Local & State

Joseph McNeil, architect of sit-in movement, dies at 83
 
Published Thursday, September 4, 2025
by Herbert L. White

Joseph McNeil, architect of sit-in movement, dies at 83

NORTH CAROLINA A&T STATE UNIVERSITY
Maj. Gen. Joseph McNeil in 2020 at the 60th anniversary of the sit-in movement's start in Greensboro. McNeil, the architect of what became a national campaign for equality in public accommodation, died Sept. 4, 2025 at age 83.

Maj. Gen. Joseph McNeil, who was one of four North Carolina A&T State University students to spark the sit-in movement, died Sept. 4 at age 83.


Gen. McNeil, who with Franklin McCain, Jibreel Khazan (formerly Ezell Blair Jr.) and David Richmond, sat at the whites-only lunch counter at a Woolworth’s store in Greensboro on Feb. 1, 1960, to touch off a national movement for equal accommodation in public spaces. Khazan is the lone surviving member of the quartet. Richmond died in 1990 and McCain in 2014. Gen. McNeil returned to A&T in February to mark the 65th anniversary of the protest, which quickly spread across the South, including Charlotte, and launched a generation of future civil rights and political leaders like Marion Barry, John Lewis and Diane Nash (Fisk University), Charles Jones (Johnson C. Smith University) Julian Bond (Morehouse College) and A&T‘s Jesse Jackson.
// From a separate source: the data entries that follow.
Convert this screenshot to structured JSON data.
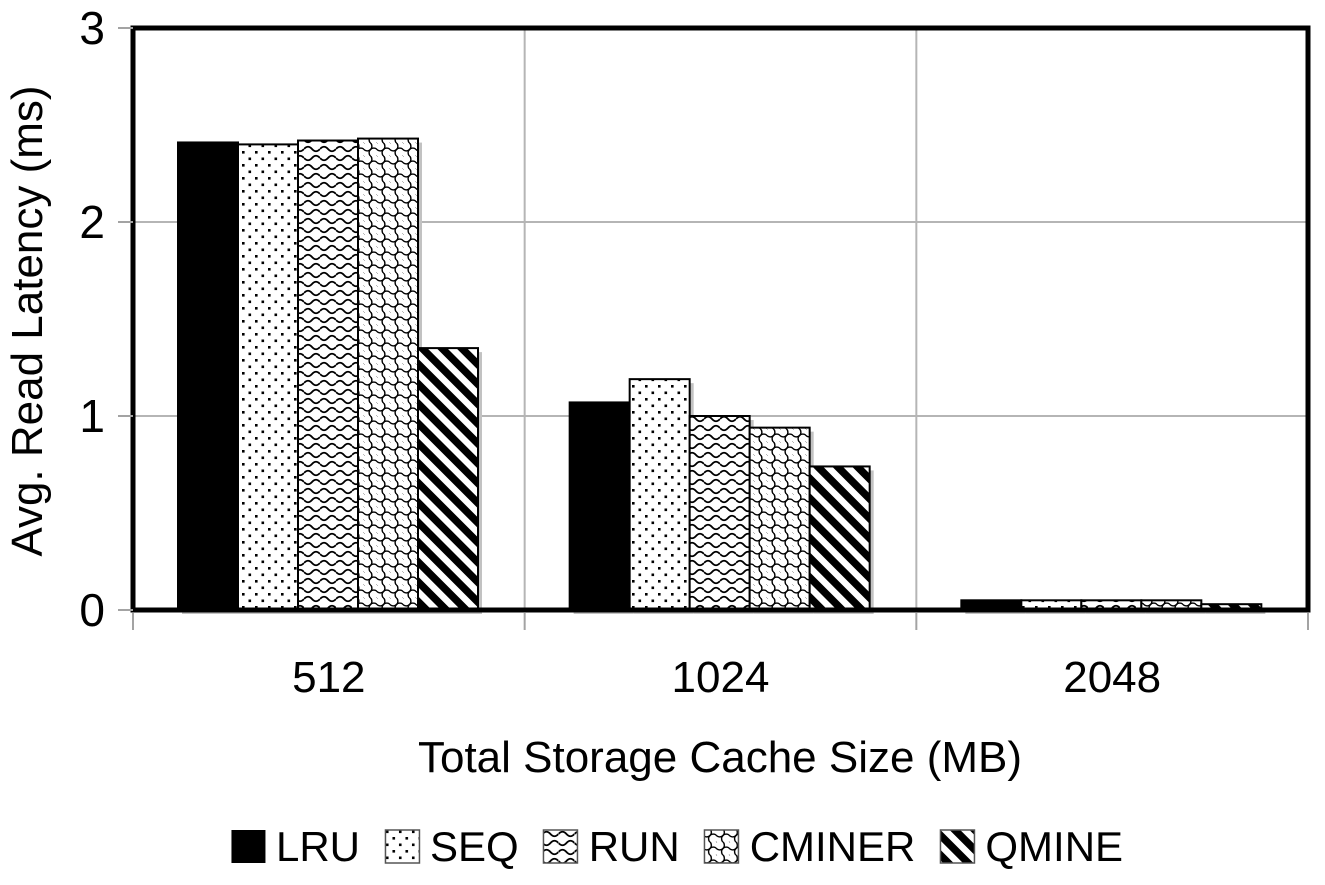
{
  "chart_data": {
    "type": "bar",
    "title": "",
    "xlabel": "Total Storage Cache Size (MB)",
    "ylabel": "Avg. Read Latency (ms)",
    "categories": [
      "512",
      "1024",
      "2048"
    ],
    "series": [
      {
        "name": "LRU",
        "pattern": "solid",
        "values": [
          2.41,
          1.07,
          0.05
        ]
      },
      {
        "name": "SEQ",
        "pattern": "dots",
        "values": [
          2.4,
          1.19,
          0.05
        ]
      },
      {
        "name": "RUN",
        "pattern": "waves",
        "values": [
          2.42,
          1.0,
          0.05
        ]
      },
      {
        "name": "CMINER",
        "pattern": "scales",
        "values": [
          2.43,
          0.94,
          0.05
        ]
      },
      {
        "name": "QMINE",
        "pattern": "diagonal-stripes",
        "values": [
          1.35,
          0.74,
          0.03
        ]
      }
    ],
    "ylim": [
      0,
      3
    ],
    "yticks": [
      "0",
      "1",
      "2",
      "3"
    ],
    "grid": true,
    "legend_position": "bottom",
    "colors": {
      "bar_fill": "#000000",
      "bar_stroke": "#000000",
      "shadow": "#c2c2c2",
      "gridline": "#b5b5b5",
      "tick": "#a3a3a3",
      "border": "#000000",
      "background": "#ffffff"
    }
  }
}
“Joseph McNeil and his fellow North Carolina A&T classmates inspired a nation with their courageous, peaceful protest, powerfully embodying the idea that young people could change the world,” A&T Chancellor James Martin II said in a statement. “His leadership and the example of the A&T Four continue to inspire our students today. The North Carolina A&T family mourns his passage but celebrates his long and incredible life and the legacy he leaves behind.”
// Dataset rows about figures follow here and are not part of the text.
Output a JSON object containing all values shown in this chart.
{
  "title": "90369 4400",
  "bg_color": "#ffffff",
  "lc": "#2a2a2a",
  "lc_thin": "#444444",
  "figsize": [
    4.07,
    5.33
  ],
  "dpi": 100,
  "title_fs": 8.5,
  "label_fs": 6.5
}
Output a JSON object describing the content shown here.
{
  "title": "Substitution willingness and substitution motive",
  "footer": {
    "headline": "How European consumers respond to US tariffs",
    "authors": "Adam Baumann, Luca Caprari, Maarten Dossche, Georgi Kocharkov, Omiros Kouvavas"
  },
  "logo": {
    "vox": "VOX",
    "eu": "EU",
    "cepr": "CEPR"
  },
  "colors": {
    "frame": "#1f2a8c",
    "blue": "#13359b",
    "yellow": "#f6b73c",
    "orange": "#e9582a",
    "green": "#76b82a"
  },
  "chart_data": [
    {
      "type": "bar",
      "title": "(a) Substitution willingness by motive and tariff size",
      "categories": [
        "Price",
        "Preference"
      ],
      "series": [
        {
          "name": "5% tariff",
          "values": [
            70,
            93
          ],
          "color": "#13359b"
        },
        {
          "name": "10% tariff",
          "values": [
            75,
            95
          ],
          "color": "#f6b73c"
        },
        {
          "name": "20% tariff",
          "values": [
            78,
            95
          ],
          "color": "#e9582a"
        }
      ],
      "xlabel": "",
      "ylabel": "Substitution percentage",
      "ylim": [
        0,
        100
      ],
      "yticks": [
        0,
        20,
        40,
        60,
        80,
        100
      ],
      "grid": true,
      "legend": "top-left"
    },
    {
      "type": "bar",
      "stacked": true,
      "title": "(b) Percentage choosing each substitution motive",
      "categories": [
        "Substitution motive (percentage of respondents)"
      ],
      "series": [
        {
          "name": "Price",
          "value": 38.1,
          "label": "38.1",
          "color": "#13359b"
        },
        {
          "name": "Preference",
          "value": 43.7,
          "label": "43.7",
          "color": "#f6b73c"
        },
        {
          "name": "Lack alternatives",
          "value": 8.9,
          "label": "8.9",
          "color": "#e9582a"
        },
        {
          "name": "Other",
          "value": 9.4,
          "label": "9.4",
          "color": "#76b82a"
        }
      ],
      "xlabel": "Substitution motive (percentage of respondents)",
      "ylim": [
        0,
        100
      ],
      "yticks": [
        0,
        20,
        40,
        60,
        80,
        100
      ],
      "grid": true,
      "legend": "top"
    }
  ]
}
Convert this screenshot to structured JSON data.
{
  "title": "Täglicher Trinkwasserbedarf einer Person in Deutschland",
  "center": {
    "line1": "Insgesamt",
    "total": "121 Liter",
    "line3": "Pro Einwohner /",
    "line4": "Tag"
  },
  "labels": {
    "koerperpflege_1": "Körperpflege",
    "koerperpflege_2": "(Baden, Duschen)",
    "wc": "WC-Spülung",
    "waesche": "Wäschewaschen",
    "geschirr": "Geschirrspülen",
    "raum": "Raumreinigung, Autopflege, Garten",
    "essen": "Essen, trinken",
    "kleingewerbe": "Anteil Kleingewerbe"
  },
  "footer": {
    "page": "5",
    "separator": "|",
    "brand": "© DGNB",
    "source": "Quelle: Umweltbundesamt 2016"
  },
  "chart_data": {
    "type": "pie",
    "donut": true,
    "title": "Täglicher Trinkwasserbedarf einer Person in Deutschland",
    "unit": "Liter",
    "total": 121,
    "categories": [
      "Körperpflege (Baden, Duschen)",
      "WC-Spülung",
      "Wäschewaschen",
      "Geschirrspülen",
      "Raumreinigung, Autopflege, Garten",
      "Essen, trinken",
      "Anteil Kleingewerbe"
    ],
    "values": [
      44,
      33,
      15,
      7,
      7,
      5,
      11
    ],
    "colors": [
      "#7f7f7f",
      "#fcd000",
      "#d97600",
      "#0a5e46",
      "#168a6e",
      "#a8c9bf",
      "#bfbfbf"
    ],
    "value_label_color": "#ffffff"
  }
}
McNeil and the A&T Four are venerated on campus with the February One Monument, a 15-foot-tall bronze and marble sculpture depicting the young men as they walked down the sidewalk to Woolworth’s. McNeil is also celebrated in his hometown of Wilmington, N.C., where a historical marker commemorates his role in history and a portion of Third Street is named in his honor.

Gen. McNeil, who was born March 25, 1942, in segregated Wilmington, graduated all-Black Williston Senior High School and enrolled at A&T in 1959. On the trip to Greensboro, he was reminded of Jim Crow’s grip on the South at a bus terminal when he went in to eat.


“They said, ‘We can’t serve you here – you have to go around the corner there,’” he recalled in a 2014 interview with WUNC FM. “And for me, that was the final blow of humiliation. And I had had enough. And I made up my mind that I had to do something.”


Gen. McNeil, who was a 17-year-old freshman in A&T Reserve Officer Training Corps, turned his anger into an idea. He sought input from NAACP member Ralph Johns about organizing a nonviolent sit-in and launched a student-led plan with McCain, Richmond and Blair, who lived on the same dormitory floor as McNeil.


On Monday, Feb. 1, the students walked downtown to Woolworth’s and bought a few items. They sat at the lunch counter and asked for service instead of moving to a window at the back of the store where Black people were served. Counter staff refused; the students remained seated until the store closed.


Word quickly spread on A&T’s campus and 20 students joined the foursome the next day. By week’s end, the store was packed with protesters – primarily students from A&T, Bennett College, Dudley High School and UNC Greensboro. As the protest grew into a national story, President Dwight Eisenhower sided with the students to “enjoy the rights of quality that are guaranteed by the Constitution.”

On July 25, 1960, Woolworth’s served four Black customers at the counter and adjusted its service policies across the South. Four years later, the Civil Rights Act signed into law by President Lyndon Johnson ended segregation of public accommodations.


“The sit-in was not about David Richmond, Frank McCain, Ezell Blair or Joe McNeil sitting down and having a cup of coffee next to a white person,” Gen. McNeil said in 2014. “It was much deeper than that. It was about choice. It was about having the ability to say, ‘I choose to sit down.’ Or ‘I choose to drink from that water fountain.’ 


“I don’t choose Black water or white water or colored water. I want water.”